There is a clinically significant difference in birth weight percentiles when stratified by maternal height and weight. It could be hypothesized that birth weight charts stratified by maternal anthropometry could provide higher specificity and more individual prediction of perinatal risks. The new percentiles may be used to evaluate estimated fetal as well as birth weight.
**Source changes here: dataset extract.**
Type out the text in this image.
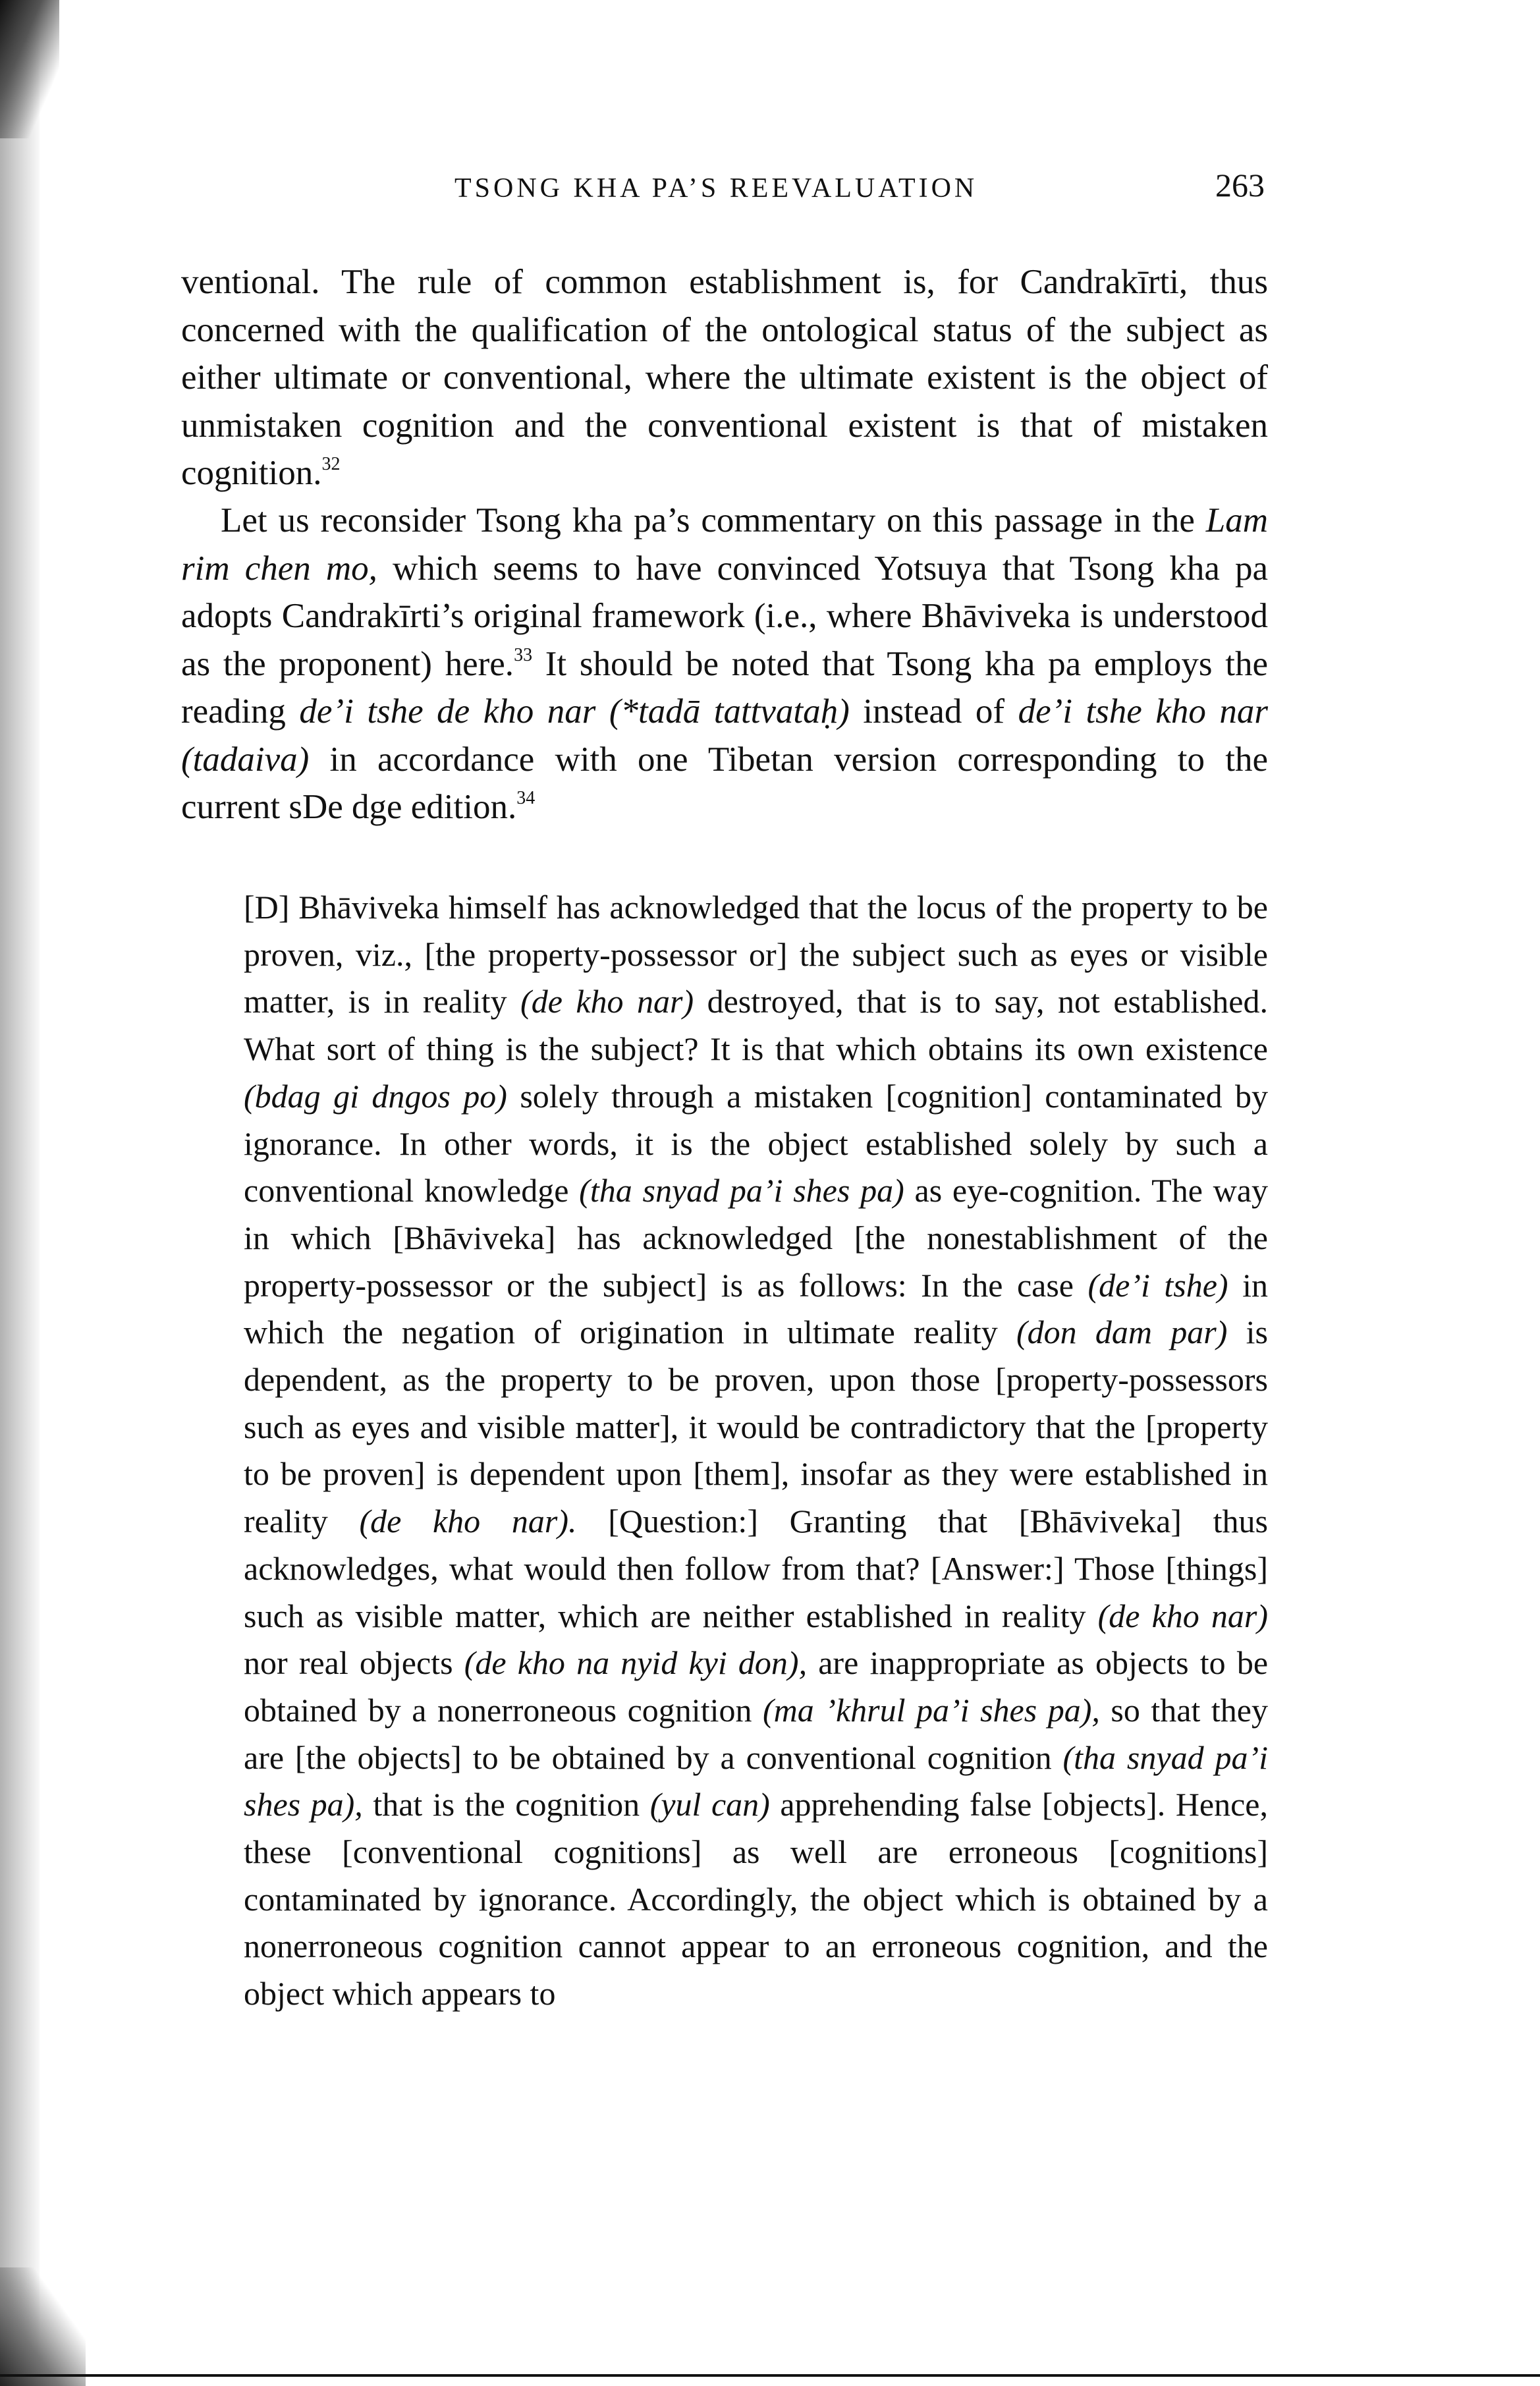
TSONG KHA PA’S REEVALUATION	263

ventional. The rule of common establishment is, for Candrakīrti, thus concerned with the qualification of the ontological status of the subject as either ultimate or conventional, where the ultimate existent is the object of unmistaken cognition and the conventional existent is that of mistaken cognition.$^{32}$

Let us reconsider Tsong kha pa’s commentary on this passage in the Lam rim chen mo, which seems to have convinced Yotsuya that Tsong kha pa adopts Candrakīrti’s original framework (i.e., where Bhāviveka is understood as the proponent) here.$^{33}$ It should be noted that Tsong kha pa employs the reading de’i tshe de kho nar (*tadā tattvataḥ) instead of de’i tshe kho nar (tadaiva) in accordance with one Tibetan version corresponding to the current sDe dge edition.$^{34}$

[D] Bhāviveka himself has acknowledged that the locus of the property to be proven, viz., [the property-possessor or] the subject such as eyes or visible matter, is in reality (de kho nar) destroyed, that is to say, not established. What sort of thing is the subject? It is that which obtains its own existence (bdag gi dngos po) solely through a mistaken [cognition] contaminated by ignorance. In other words, it is the object established solely by such a conventional knowledge (tha snyad pa’i shes pa) as eye-cognition. The way in which [Bhāviveka] has acknowledged [the nonestablishment of the property-possessor or the subject] is as follows: In the case (de’i tshe) in which the negation of origination in ultimate reality (don dam par) is dependent, as the property to be proven, upon those [property-possessors such as eyes and visible matter], it would be contradictory that the [property to be proven] is dependent upon [them], insofar as they were established in reality (de kho nar). [Question:] Granting that [Bhāviveka] thus acknowledges, what would then follow from that? [Answer:] Those [things] such as visible matter, which are neither established in reality (de kho nar) nor real objects (de kho na nyid kyi don), are inappropriate as objects to be obtained by a nonerroneous cognition (ma ’khrul pa’i shes pa), so that they are [the objects] to be obtained by a conventional cognition (tha snyad pa’i shes pa), that is the cognition (yul can) apprehending false [objects]. Hence, these [conventional cognitions] as well are erroneous [cognitions] contaminated by ignorance. Accordingly, the object which is obtained by a nonerroneous cognition cannot appear to an erroneous cognition, and the object which appears to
There is a clinically significant difference in birth weight percentiles when stratified by maternal height and weight. It could be hypothesized that birth weight charts stratified by maternal anthropometry could provide higher specificity and more individual prediction of perinatal risks. The new percentiles may be used to evaluate estimated fetal as well as birth weight.Objectives Recommendations for vitamin D (VitD) intake and target serum levels of 25(OH)D in preterm infants are diverse. We hypothesized that preterm infants with low birth weight (BW) have low dietary intake of VitD and therefore should be supplemented with higher amounts of VitD. Methods Infants with BW 2 kg. Nevertheless, only 2 of 25 infants with insufficient intake of VitD demonstrated insufficient levels of serum 25(OH)D. No case of vitamin D excess was recorded. Conclusions Increased supplementation of VitD (600 IU/d) for premature newborns with BW less then 2 kg is effective in increasing both total daily intake of VitD and serum levels of 25(OH)D.Objectives Imprinted genes have important roles for normal growth and development. https://www.selleckchem.com/products/oprozomib-onx-0912.html Imprinting disorders (IDs) such as Silver-Russell syndrome and Temple syndrome are rare diseases that typically cause short children born small for gestational age (SGA). However, some patients with short stature (SS) caused by IDs were born non-SGA. To date, the contribution of IDs to idiopathic short stature (ISS) has been poorly investigated. The aim of this study was to clarify the contribution of IDs to ISS. Methods We conducted methylation analysis for 10 differentially methylated regions using pyrosequencing to detect known IDs in 58 patients (31 male and 27 female children, height standard deviation score -4.2 to -2.0) carrying a clinical diagnosis of ISS. Results We identified no patient with IDs among these patients with ISS. Conclusions These results indicate that IDs are rare in patients having ISS, and that imprinted genes affect fetal growth more than postnatal growth. Because patients with IDs born non-SGA usually have clinical features characteristic of each ID, in addition to SS, the patients with ISS as a clinical diagnosis may not be associated with IDs.